In our adaptation of WaveQTL to enable the current GWAS, we used a sliding-window approach to sequentially screen the entire genome for associations. WaveQTL (and, by extension, the modified WaveQTL) is fast and reduces the number of tests to be performed by using overlapping windows of 1 Mb in length. By employing an alternative modeling to the single-SNP linear regression, WaveQTL enhances the detection of associations that are potentially missed by conventional GWAS methodology. The original software implementation of WaveQTL is available at https://github.com/heejungshim/WaveQTL. The modified WaveQTL is distributed as an R package on GitHub under the name mWaveQTL. The R package of the modified WaveQTL includes the zooming strategy (https://github.com/william-denault/mWaveQTL) and a comprehensive example of a typical run.
The user has to specify four parameters to run a GWAS using the modified WaveQTL: i) the region size, ii) the maximum distance between two consecutive SNPs, iii) the level of resolution, and iv) the prior standard deviation for the wavelet effect size. We recommend using half-overlapping regions of 1 Mb as the “region size” parameter and a maximum distance between two consecutive SNPs of 10 kb as the “maximum distance” parameter.
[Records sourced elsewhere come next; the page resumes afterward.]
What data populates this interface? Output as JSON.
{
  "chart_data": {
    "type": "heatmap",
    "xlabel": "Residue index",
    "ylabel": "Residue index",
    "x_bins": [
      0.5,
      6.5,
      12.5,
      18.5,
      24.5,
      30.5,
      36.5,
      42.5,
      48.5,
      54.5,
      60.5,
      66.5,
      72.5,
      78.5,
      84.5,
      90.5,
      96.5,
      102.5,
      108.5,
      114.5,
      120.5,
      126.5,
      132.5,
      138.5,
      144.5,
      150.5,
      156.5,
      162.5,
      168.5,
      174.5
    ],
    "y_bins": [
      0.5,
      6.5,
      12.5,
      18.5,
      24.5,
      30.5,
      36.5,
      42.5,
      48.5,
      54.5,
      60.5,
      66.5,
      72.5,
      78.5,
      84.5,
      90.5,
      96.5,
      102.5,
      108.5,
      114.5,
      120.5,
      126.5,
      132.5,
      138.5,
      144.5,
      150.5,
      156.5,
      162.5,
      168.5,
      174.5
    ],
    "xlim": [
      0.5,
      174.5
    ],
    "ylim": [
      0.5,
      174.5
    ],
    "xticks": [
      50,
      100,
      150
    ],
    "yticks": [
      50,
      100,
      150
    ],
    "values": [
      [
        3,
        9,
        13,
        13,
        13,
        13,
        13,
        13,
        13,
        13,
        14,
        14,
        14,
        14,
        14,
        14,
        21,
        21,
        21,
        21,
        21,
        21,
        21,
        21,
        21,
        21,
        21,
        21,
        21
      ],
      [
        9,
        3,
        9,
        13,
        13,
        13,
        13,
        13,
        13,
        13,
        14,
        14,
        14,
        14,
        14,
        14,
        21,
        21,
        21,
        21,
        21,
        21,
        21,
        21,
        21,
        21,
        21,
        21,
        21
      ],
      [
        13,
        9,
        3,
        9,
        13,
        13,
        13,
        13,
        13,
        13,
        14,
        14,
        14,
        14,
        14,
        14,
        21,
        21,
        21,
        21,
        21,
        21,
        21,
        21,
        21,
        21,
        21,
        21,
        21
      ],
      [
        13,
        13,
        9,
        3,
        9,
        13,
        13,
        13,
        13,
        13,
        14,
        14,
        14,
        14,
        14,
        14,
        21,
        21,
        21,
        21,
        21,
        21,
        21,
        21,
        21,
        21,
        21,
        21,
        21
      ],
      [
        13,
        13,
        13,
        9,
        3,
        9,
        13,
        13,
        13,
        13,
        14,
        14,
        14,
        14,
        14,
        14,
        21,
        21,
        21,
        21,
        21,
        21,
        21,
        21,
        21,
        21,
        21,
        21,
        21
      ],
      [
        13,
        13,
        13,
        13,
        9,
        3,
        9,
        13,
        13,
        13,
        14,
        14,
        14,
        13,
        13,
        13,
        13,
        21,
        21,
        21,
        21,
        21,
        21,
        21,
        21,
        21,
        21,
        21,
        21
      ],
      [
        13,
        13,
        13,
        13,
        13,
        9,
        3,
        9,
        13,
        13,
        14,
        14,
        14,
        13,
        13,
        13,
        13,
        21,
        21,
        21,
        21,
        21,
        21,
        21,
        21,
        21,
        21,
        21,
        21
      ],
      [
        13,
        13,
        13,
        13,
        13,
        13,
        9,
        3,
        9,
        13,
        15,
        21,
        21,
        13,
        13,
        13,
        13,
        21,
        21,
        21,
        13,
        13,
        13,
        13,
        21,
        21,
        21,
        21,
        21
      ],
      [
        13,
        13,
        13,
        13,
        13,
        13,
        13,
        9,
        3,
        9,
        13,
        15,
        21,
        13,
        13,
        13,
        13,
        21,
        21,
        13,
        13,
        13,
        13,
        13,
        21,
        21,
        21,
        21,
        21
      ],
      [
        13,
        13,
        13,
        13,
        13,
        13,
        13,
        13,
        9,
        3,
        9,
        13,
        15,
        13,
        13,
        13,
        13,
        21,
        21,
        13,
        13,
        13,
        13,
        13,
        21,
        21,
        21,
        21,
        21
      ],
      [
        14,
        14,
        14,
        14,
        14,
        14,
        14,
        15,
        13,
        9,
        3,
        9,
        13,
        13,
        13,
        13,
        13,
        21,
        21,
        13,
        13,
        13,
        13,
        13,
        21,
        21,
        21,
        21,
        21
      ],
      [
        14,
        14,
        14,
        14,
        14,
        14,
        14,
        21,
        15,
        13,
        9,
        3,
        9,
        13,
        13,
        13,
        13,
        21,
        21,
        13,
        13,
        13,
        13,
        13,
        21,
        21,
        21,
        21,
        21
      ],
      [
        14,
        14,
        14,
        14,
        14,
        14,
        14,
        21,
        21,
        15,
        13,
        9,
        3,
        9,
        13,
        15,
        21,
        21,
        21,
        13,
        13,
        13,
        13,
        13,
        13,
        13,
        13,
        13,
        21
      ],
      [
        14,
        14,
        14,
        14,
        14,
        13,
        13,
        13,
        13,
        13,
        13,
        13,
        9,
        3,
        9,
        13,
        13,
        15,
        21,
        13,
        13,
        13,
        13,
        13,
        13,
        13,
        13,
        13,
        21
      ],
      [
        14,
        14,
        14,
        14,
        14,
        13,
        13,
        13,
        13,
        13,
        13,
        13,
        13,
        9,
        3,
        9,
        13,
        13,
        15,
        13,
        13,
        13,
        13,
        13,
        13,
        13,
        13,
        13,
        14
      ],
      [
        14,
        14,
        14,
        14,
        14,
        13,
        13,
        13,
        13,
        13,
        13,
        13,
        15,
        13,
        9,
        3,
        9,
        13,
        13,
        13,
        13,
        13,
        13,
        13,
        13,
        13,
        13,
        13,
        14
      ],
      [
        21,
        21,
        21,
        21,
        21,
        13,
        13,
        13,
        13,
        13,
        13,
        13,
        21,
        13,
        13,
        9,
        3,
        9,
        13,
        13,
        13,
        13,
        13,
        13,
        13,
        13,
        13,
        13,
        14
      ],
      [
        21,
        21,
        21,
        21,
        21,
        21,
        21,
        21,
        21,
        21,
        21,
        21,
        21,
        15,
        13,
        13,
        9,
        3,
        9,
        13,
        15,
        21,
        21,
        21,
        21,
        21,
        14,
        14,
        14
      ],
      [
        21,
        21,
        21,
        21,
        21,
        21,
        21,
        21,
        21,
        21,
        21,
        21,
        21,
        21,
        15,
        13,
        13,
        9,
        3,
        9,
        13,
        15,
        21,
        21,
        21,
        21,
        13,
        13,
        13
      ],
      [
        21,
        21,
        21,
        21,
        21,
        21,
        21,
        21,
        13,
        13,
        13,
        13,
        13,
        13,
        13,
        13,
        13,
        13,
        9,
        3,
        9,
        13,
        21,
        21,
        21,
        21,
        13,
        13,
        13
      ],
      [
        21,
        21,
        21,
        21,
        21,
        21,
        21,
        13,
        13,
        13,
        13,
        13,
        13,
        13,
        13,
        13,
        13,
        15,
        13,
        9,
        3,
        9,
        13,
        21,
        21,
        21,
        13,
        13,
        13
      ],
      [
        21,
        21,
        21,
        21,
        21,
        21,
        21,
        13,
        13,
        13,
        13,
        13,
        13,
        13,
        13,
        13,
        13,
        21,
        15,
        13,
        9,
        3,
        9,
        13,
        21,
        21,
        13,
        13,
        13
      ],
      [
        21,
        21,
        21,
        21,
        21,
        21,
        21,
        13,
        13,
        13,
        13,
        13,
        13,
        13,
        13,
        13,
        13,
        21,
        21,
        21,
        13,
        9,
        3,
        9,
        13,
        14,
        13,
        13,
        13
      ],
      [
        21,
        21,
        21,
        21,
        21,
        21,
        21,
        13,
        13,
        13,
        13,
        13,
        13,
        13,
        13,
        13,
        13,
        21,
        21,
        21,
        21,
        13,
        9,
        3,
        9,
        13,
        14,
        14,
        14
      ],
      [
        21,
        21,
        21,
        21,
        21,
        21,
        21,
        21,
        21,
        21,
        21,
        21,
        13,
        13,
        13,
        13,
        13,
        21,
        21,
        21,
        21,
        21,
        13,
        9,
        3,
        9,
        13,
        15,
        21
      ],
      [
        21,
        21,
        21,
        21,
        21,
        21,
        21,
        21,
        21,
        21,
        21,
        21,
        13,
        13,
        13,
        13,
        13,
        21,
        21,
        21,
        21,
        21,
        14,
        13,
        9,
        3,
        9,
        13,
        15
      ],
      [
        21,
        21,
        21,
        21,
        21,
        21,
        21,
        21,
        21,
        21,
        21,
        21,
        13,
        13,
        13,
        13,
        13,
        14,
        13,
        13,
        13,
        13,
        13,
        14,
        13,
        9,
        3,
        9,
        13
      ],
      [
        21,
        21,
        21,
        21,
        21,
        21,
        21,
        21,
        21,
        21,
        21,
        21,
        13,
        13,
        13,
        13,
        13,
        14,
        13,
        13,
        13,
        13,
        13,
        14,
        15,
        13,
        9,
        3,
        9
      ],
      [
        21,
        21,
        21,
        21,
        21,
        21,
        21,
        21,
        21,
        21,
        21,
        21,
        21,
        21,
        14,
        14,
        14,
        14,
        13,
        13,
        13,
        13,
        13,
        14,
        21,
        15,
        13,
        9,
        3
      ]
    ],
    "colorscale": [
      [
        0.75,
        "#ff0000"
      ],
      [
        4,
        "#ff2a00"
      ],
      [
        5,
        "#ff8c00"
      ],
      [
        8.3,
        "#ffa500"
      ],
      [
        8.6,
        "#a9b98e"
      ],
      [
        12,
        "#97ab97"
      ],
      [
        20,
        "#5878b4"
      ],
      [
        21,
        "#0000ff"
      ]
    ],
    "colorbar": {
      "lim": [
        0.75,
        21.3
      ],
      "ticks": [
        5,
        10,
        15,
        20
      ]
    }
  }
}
Following the recommendations of Zhou and Guan [20], we set the prior standard deviation to \(\frac {0.2}{\sqrt (n)}\), where n is the number of samples. Based on these criteria, we defined 5,170 regions spanning the entire genome. In addition, the user needs to choose the depth of analysis. In Fig. 1, the y-axis shows how the results of the modified WaveQTL differ by the depth of analysis. As a rule of thumb, we choose ten SNPs per wavelet coefficient for the “level of resolution” parameter. To assign the level of resolution, we set the depth of our analysis to nine. It is important to select an appropriate depth of analysis, because an analysis with insufficient depth might overlook some loci. For example, we observed that most associated regions in the current analysis corresponded to a level of resolution of five or above. These results suggest that using a depth of analysis of four or less would have resulted in not detecting most of the loci.
Zooming strategy
One of the main drawbacks of the original WaveQTL is that the sliding-window size is not easily adjustable. If the window is too wide, the signal may be lost in the optimization step due to the large background noise. To overcome this, we developed a “zooming strategy”. As the wavelet coefficients generally remain the same except at the lowest levels, a sub-region can be analyzed using the Bayes factors computed using a larger window size. We implemented the following procedure:
-
Detect all the regions that have a Bayes factor above a given threshold (here set to 1).
-
For each selected region, extract the sub-region that contains all the Bayes factors above the set threshold.
-
Refit the optimization process in Shim and Stephens (2015) [9] on this sub-region to estimate the p-value.
A sub-region was considered statistically significant if the associated p-value was smaller than \(\frac {0.05}{n_{{region}}}\times \frac {size_{sub-region}}{size_{{region}}}\), where nregion is the number of regions initially analyzed (here 5,170). This significance criterion corresponds to the multiple-testing correction for a genome-wide screening based on using regions of the size of the considered sub-region.